I personally love your definition of Zoology.

Pia - you have $2000 suit wearing sharks surrounding you. They are higher class than the "hawks" that swoop around my hometown looking for easy, prey. lol

Doug said...

Death to Jim, Actonbell! Death to the Hippo-wrastler!

Woof, Icy.

Hey, Pop! Thanks for joining the party. I bet your daughter, Monika will be along to say hi.

Cowgirl, that wasn't a fall, that was a low-technology boot remover. Ain't no horse can't be rode or a cowboy can't be throwed but I've stayed on my share. Thanks for the offer though.

Freakin' barrel-racers think they discovered the horse!

SquareGirl said...

Ahh see, I’m learning from past mistakes…I was gonna say something like needing a refresher course in zoology before visiting your comment section, but I read ALL of the comments this time and realized that kyahgirl already went there.

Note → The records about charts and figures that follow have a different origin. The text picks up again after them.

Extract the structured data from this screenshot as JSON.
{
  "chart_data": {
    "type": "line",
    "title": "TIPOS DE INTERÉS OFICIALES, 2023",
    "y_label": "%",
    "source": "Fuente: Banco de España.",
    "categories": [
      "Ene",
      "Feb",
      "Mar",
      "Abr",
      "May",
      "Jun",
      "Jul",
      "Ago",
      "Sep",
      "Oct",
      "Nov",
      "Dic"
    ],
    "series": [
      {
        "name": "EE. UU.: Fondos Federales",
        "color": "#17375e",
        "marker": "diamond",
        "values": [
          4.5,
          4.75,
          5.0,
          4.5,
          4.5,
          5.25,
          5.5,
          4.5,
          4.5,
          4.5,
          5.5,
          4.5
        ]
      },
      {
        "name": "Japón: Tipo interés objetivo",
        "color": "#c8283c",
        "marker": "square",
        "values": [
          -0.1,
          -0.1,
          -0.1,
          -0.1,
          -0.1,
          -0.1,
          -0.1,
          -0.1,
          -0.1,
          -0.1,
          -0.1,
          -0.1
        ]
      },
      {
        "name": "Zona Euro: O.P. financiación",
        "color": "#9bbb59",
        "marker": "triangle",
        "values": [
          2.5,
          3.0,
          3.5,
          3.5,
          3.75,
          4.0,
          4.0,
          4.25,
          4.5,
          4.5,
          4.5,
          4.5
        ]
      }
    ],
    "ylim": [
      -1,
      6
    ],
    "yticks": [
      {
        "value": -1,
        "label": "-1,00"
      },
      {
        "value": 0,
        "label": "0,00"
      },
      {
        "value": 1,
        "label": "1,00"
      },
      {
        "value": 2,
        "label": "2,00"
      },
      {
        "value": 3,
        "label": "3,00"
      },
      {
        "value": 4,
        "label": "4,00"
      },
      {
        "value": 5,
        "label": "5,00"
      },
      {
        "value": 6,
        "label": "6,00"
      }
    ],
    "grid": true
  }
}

I dis really enjoy your update, so I’ll leave it at that.

Cowgirl said...

Believe me, I have fallen off my share. And had several fall on me.

Sponge Girl said...

zoology, n. The highest level of spirituality to which a Scientologist can ever aspire.

After all, even Xenu ranks lower than Z.

Doug said...

Squaregirl, well done. I hear only higher and medium mammals learn that way.

I'm sure cowgirl. To ride or not to ride is rarely the question.

Hey, A. Spo! Explain Xenu. I'm not wise in the way of that discipline.